Cherry, the oldest of the Dupree sisters, was a Blainford graduate who was now riding the professional showjumping circuit. Like Alice and Kendal, she was lean and delicately built like a ballerina. The five-year-old in question was a Hanoverian called Doodlebug. He was sixteen-two and had the temperament of a volcano. When Georgie arrived, Cherry was having trouble settling him down and he kept doing little bucks as he went over the jumps. Cherry didn’t look at all perturbed by this, even though she was jumping him bareback!

“Oh, Cherry doesn’t like to use a saddle on the young ones,” Mrs Dupree told Georgie. “Doodlebug doesn’t have the strength in his back yet – he’s too young, too green.”

Georgie was stunned. The jumps in the arena were over a metre high and Cherry was taking the horse over all of them. How on earth did she manage to stay on?

“Cherry jumps Grand Prix without a saddle,” Mrs Dupree said matter-of-factly. “She used to get into no end of trouble at Blainford, always being told off for riding bareback!”
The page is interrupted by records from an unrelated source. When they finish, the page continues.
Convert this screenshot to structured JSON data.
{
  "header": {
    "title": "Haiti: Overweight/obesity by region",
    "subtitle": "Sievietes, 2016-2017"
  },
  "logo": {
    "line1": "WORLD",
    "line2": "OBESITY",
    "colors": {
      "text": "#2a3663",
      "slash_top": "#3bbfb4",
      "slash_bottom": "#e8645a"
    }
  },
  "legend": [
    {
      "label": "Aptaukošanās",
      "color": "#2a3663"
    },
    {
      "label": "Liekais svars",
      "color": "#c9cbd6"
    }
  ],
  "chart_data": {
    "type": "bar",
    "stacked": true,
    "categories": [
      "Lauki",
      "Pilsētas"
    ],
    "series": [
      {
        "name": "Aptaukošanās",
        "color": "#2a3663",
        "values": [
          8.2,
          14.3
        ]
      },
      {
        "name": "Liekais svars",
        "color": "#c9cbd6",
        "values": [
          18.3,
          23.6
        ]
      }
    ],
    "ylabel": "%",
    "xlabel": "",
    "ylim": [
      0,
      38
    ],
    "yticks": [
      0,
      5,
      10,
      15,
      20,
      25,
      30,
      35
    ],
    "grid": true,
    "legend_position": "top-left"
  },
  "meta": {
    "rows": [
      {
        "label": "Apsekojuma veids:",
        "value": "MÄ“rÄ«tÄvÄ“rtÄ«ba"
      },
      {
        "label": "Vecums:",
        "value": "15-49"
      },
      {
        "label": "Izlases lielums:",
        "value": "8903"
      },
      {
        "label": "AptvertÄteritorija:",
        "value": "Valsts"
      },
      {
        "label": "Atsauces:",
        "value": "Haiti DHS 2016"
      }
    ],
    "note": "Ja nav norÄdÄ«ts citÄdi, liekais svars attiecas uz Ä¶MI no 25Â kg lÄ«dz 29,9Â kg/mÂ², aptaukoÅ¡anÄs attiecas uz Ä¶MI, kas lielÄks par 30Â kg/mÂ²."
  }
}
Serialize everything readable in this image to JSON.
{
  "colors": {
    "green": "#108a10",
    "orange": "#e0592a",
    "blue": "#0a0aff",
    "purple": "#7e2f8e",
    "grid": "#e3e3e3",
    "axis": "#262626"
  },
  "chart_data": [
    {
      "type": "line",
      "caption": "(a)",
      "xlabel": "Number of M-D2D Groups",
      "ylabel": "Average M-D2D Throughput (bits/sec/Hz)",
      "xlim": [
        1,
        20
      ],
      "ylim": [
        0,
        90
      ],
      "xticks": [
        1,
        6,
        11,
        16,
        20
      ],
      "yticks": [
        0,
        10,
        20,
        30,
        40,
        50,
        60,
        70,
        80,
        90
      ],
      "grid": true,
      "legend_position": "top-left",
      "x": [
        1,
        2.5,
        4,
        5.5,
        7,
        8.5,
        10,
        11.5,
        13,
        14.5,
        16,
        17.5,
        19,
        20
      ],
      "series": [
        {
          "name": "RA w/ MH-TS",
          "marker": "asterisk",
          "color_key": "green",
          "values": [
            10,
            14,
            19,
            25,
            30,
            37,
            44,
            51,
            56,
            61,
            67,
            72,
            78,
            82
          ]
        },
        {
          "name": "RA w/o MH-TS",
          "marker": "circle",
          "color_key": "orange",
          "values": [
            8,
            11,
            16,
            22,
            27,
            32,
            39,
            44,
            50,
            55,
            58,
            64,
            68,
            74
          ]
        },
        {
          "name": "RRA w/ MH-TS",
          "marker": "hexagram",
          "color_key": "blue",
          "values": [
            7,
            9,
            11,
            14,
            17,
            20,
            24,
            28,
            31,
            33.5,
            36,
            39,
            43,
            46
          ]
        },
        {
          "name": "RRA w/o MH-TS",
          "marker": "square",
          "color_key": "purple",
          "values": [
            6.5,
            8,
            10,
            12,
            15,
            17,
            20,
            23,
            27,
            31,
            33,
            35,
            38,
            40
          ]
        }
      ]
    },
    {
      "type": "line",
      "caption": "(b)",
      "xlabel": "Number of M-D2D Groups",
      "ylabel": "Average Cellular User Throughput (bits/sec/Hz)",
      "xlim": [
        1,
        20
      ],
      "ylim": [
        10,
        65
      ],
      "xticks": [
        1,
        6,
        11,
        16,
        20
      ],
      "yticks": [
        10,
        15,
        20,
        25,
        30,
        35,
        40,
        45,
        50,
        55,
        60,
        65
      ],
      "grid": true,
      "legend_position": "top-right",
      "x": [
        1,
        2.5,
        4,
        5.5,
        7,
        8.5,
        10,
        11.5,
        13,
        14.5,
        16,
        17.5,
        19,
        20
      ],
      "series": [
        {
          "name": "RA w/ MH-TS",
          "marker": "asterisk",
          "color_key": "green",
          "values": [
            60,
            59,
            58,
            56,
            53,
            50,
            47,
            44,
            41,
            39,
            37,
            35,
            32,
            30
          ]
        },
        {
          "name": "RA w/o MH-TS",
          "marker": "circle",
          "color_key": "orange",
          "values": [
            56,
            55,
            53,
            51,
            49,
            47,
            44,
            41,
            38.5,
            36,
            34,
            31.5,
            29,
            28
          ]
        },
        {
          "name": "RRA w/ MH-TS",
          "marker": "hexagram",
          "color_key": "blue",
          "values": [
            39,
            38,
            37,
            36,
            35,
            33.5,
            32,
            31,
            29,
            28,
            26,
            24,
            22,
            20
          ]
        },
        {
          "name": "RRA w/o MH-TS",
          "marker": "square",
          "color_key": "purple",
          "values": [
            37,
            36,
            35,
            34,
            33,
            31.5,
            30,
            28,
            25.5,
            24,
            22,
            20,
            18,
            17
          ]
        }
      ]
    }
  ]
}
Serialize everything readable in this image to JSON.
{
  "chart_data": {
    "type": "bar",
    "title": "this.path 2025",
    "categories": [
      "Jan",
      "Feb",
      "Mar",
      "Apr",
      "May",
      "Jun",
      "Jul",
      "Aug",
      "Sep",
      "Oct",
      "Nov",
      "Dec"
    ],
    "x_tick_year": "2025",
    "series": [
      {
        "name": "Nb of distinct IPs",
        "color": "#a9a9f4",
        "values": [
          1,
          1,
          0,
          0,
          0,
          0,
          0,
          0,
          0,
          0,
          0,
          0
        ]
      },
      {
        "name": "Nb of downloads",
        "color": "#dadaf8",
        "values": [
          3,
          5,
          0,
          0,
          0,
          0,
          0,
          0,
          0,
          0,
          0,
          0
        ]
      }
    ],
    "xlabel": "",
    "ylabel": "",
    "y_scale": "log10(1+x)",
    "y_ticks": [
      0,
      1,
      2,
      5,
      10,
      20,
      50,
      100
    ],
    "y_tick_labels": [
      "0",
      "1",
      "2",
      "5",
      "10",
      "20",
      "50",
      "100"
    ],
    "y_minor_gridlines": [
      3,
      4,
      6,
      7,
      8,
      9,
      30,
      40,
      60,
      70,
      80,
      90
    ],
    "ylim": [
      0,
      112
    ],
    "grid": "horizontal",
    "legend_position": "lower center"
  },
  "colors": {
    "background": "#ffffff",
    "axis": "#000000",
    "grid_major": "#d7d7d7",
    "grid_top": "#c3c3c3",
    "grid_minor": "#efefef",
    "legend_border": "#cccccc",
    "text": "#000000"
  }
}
While Mr Dupree rearranged the jumps with the dogs gambolling along at his heels, the rest of the family watched Cherry from the sidelines.

“Doodlebug’s on the forehand.” Alice frowned as she watched Cherry collect him up.

“She needs to sit back,” Kendal pointed out. “That’ll make him put in that extra stride before the jump.”

Mrs Dupree relayed their observations to Cherry, who acknowledged them with a cheery smile. “Charles,” Mrs Dupree called out to her husband. “Can you put a canter pole in front of the oxer to help Doodlebug take off?”

“Cherry has six horses that need work at the moment,” Mrs Dupree told the girls. “I’m sure she’ll be glad of an extra hand now that you’re here too, Georgie.”

Georgie didn’t need to be asked twice. Genuinely happy, she and Alice headed off to the stables to find themselves a horse.

For the next two days the girls spent nearly all their time down at the arena riding Cherry’s young jumpers. Cherry insisted that they ride bareback, which took some getting used to at first, but eventually Georgie found that she could hold her normal position over the fences, almost as if the saddle was invisible beneath her.